Python Data Analysis - Getting Started

01.05.2018 Programming 4 min read

This article was originally posted on Medium

It has been just over a week since Ubuntu 18.04 LTS was released, and if you are like me, you’ll always prefer to do a clean install rather than an upgrade. I use Ubuntu on my primary development machine, so clean installs generally mean setting up a new development environment. I initially struggled with setting up my Data Analysis environment on my old system, and thought of documenting the procedure this time round, at least for my sake. I hope this helps out someone like me, when getting started.

Prerequisites

I use Python for my data analysis needs, which usually comes bundled in to Ubuntu releases. This article assumes you have Python3, and the package manager pip installed.

If you don’t have pip installed, as in my case, use the command sudo apt install python3-pip to get it from the Ubuntu repositories. I try to always use Python3, preferably the version that gets shipped with the OS, and in this case that would be Python 3.6.5.

If you wish to check your version of Python3, you can use the command python3 –version on your terminal. An alternative to using regular python is to use the Anaconda distribution, which is commonly used for data science, and comes with most of the required libraries pre-installed. That, is however outside the scope of this article.

Here is a quick roundup of the basic libraries we’ll need to get set up:

Virtualenv

This is a tool to create isolated Python environments. I use virtual environments for all my python projects, to basically keep dependencies and versions consistent, and independent on a per-project basis. If you need to install it, use the command sudo pip3 install virtualenv. With virtualenv installed, we can then proceed to create a project directory, and a virtual environment.

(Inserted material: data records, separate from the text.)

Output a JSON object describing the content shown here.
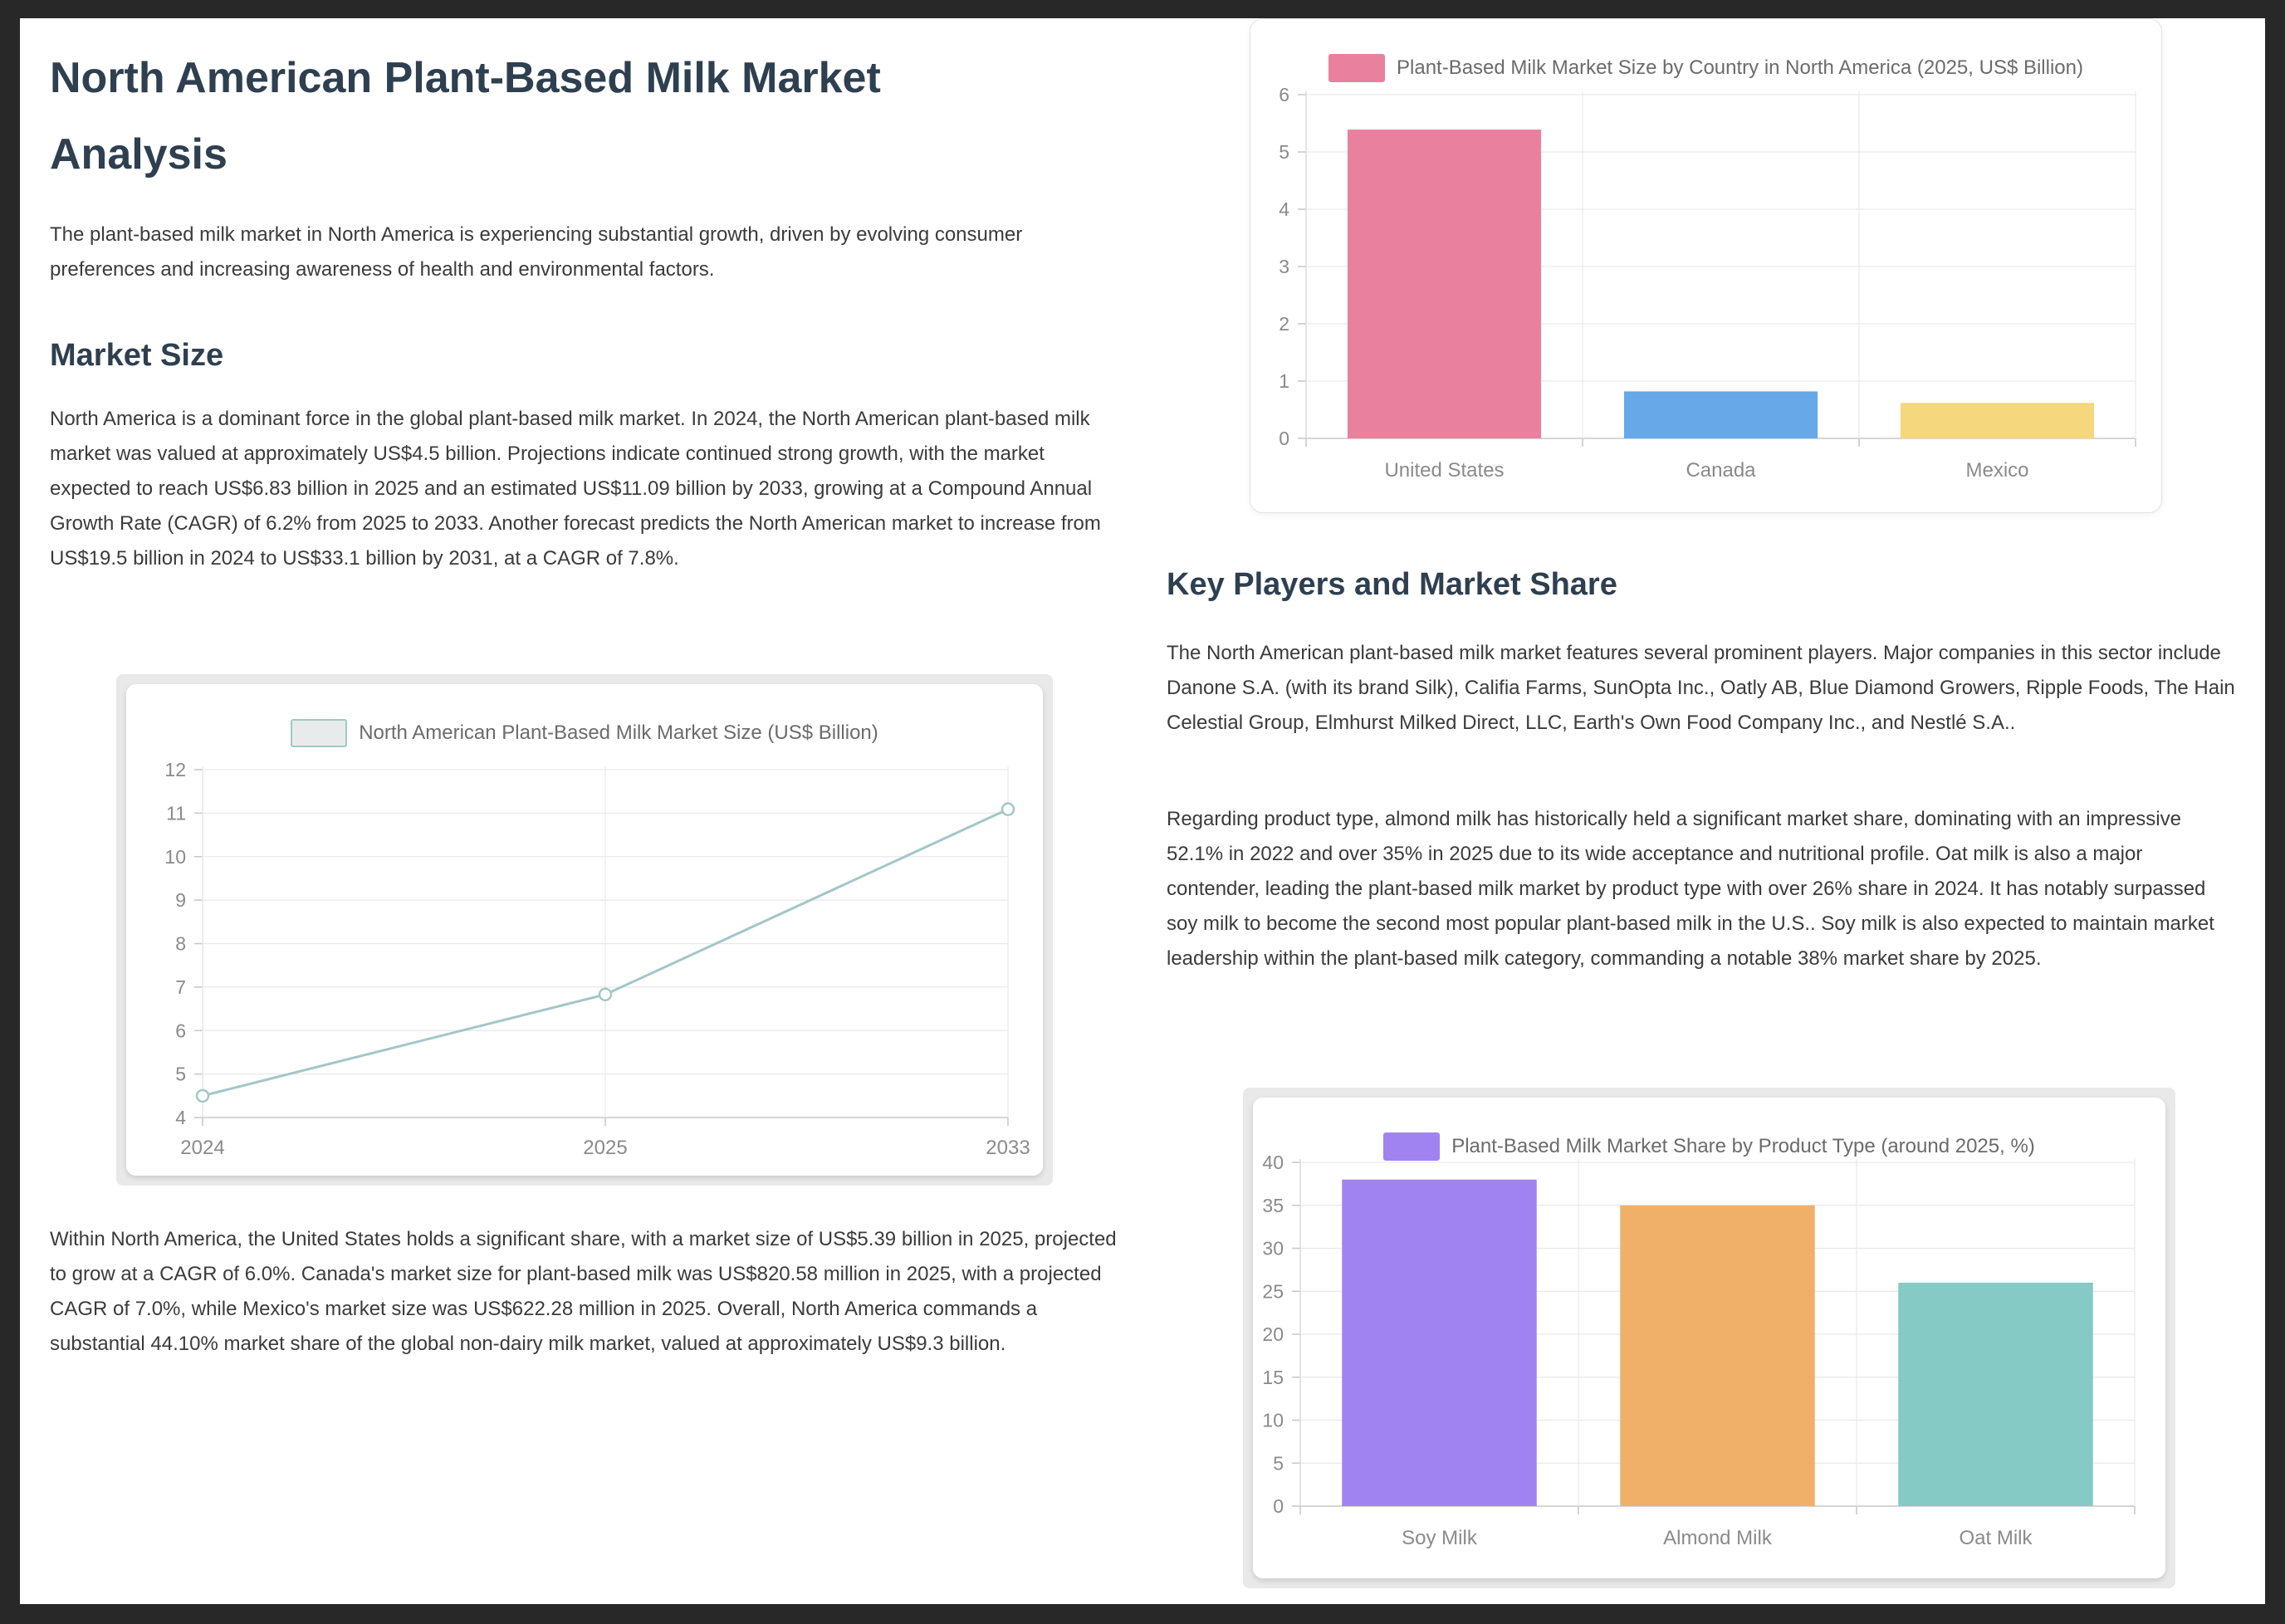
{
  "page": {
    "title": "North American Plant-Based Milk Market Analysis",
    "intro": "The plant-based milk market in North America is experiencing substantial growth, driven by evolving consumer preferences and increasing awareness of health and environmental factors.",
    "sections": {
      "market_size": {
        "heading": "Market Size",
        "p1": "North America is a dominant force in the global plant-based milk market. In 2024, the North American plant-based milk market was valued at approximately US$4.5 billion. Projections indicate continued strong growth, with the market expected to reach US$6.83 billion in 2025 and an estimated US$11.09 billion by 2033, growing at a Compound Annual Growth Rate (CAGR) of 6.2% from 2025 to 2033. Another forecast predicts the North American market to increase from US$19.5 billion in 2024 to US$33.1 billion by 2031, at a CAGR of 7.8%.",
        "p2": "Within North America, the United States holds a significant share, with a market size of US$5.39 billion in 2025, projected to grow at a CAGR of 6.0%. Canada's market size for plant-based milk was US$820.58 million in 2025, with a projected CAGR of 7.0%, while Mexico's market size was US$622.28 million in 2025. Overall, North America commands a substantial 44.10% market share of the global non-dairy milk market, valued at approximately US$9.3 billion."
      },
      "key_players": {
        "heading": "Key Players and Market Share",
        "p1": "The North American plant-based milk market features several prominent players. Major companies in this sector include Danone S.A. (with its brand Silk), Califia Farms, SunOpta Inc., Oatly AB, Blue Diamond Growers, Ripple Foods, The Hain Celestial Group, Elmhurst Milked Direct, LLC, Earth's Own Food Company Inc., and Nestlé S.A..",
        "p2": "Regarding product type, almond milk has historically held a significant market share, dominating with an impressive 52.1% in 2022 and over 35% in 2025 due to its wide acceptance and nutritional profile. Oat milk is also a major contender, leading the plant-based milk market by product type with over 26% share in 2024. It has notably surpassed soy milk to become the second most popular plant-based milk in the U.S.. Soy milk is also expected to maintain market leadership within the plant-based milk category, commanding a notable 38% market share by 2025."
      }
    }
  },
  "colors": {
    "frame": "#282828",
    "heading": "#2e3f50",
    "body_text": "#3b3b3b",
    "grid": "#e9e9e9",
    "axis": "#c9c9c9",
    "tick_label": "#8a8a8a",
    "legend_text": "#6b6b6b"
  },
  "chart_data": [
    {
      "id": "na-market-size-line",
      "type": "line",
      "legend": "North American Plant-Based Milk Market Size (US$ Billion)",
      "legend_position": "top",
      "categories": [
        "2024",
        "2025",
        "2033"
      ],
      "values": [
        4.5,
        6.83,
        11.09
      ],
      "ylim": [
        4,
        12
      ],
      "ystep": 1,
      "grid": true,
      "line_color": "#a3c7c5",
      "point_fill": "#ffffff",
      "legend_swatch": {
        "fill": "#e8ebeb",
        "stroke": "#a3c7c5"
      }
    },
    {
      "id": "market-size-by-country",
      "type": "bar",
      "legend": "Plant-Based Milk Market Size by Country in North America (2025, US$ Billion)",
      "legend_position": "top",
      "categories": [
        "United States",
        "Canada",
        "Mexico"
      ],
      "values": [
        5.39,
        0.82,
        0.62
      ],
      "ylim": [
        0,
        6
      ],
      "ystep": 1,
      "grid": true,
      "bar_colors": [
        "#e9819e",
        "#66a8e8",
        "#f5d77d"
      ],
      "legend_swatch": {
        "fill": "#e9819e",
        "stroke": "#e9819e"
      }
    },
    {
      "id": "market-share-by-product-type",
      "type": "bar",
      "legend": "Plant-Based Milk Market Share by Product Type (around 2025, %)",
      "legend_position": "top",
      "categories": [
        "Soy Milk",
        "Almond Milk",
        "Oat Milk"
      ],
      "values": [
        38,
        35,
        26
      ],
      "ylim": [
        0,
        40
      ],
      "ystep": 5,
      "grid": true,
      "bar_colors": [
        "#a083f0",
        "#f0b06a",
        "#85cac4"
      ],
      "legend_swatch": {
        "fill": "#a083f0",
        "stroke": "#a083f0"
      }
    }
  ]
}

$ mkdir data_science && cd data_science
$ virtualenv .env -p python3
$ source .env/bin/activate

Computation libraries

Jupyter notebook and/or Jupyter Lab

Jupyter notebook is an application that allows you to write python code in an interactive environment. Jupyter lab is the next-generation user interface for jupyter’s computing environment. i.e a ‘revamped jupyter notebook’. In my case, I will install both of them, in the virtual environment we just activated above.

$ pip install notebook
$ pip install jupyterlab

Numpy

Numpy is a library for scientific computing in python, famously known for its powerful N-dimensional array object, which is used extensively in data analysis. To install numpy we will install the entire SciPy stack, which is aptly described as a Python-based ecosystem of open-source software for mathematics, science, and engineering. The SciPy stack includes among other packages:

  1. Numpy — provides an N-dimension array.

  2. Matplotlib — a plotting library, used to produce a wide array of 2D plots, and has a similar interface to MATLAB.

  3. pandas — a library that provides high performance, flexible data structures , and data analysis tools for python.

  4. scipy — provides several modules that enable a variety of mathematical operations such as optimization, linear algebra, integration, interpolation, and special functions.

  5. Ipython — a powerful and interactive shell that allows interactivity, visualisations and use of GUI toolkits. It provides the kernel that forms the basis for jupyter.

  6. SymPy — a Python library for symbolic mathematics. It allows users to write algebraic expressions as mathematical objects, which gives the advantage of exact representation, as opposed to approximations. Sympy also keeps the code comprehensible to the human eye.

  7. Nose — a unit testing framework for python. It provides project-level functions to simplify testing for projects. Nose developers recommend using nose2, a successor to nose, based on python’s inbuilt unittest2 module.

$ pip install numpy scipy matplotlib ipython jupyter pandas sympy nose

Visualisation Libraries

Visualization is a necessity for data processing. It gives life and meaning to all the complex operations that go in to data wrangling and transformation. Its the language that people understand. Python has a variety of tools that can achieve this goal.

Seaborn

Seaborn is quite popular for making aesthetically and statistically pleasing graphs and charts. It is relatively easier to use than matplolib (which is largely the underlying component behind seaborn). Seaborn also provides great graphic details that allow for pattern identification, and trend analysis among other benefits. To install seaborn:

$ pip install seaborn

Plotly

Plotly, aptly named after its online platform plot.ly is another great tool for visualization in python. It allows one to create interactive, publication-quality graphs online. A major difference between plotly and seaborn, or matplotlib is the ability to make interactive and responsive plots, making it suitable for web publishing. To use plotly offline, we will need to install an additional library, cufflinks, which binds the flexibility of plotly to pandas dataframes.

$ pip install plotly
$ pip install cufflinks

Clean Up and Start Up

Having set up the basic requirements for the development environment, I’ll go ahead and start jupyter lab, spin up a new notebook, and see how/ if everything works.

$ jupyter lab

Now we can build the future, one dataset at a time!

Thank you.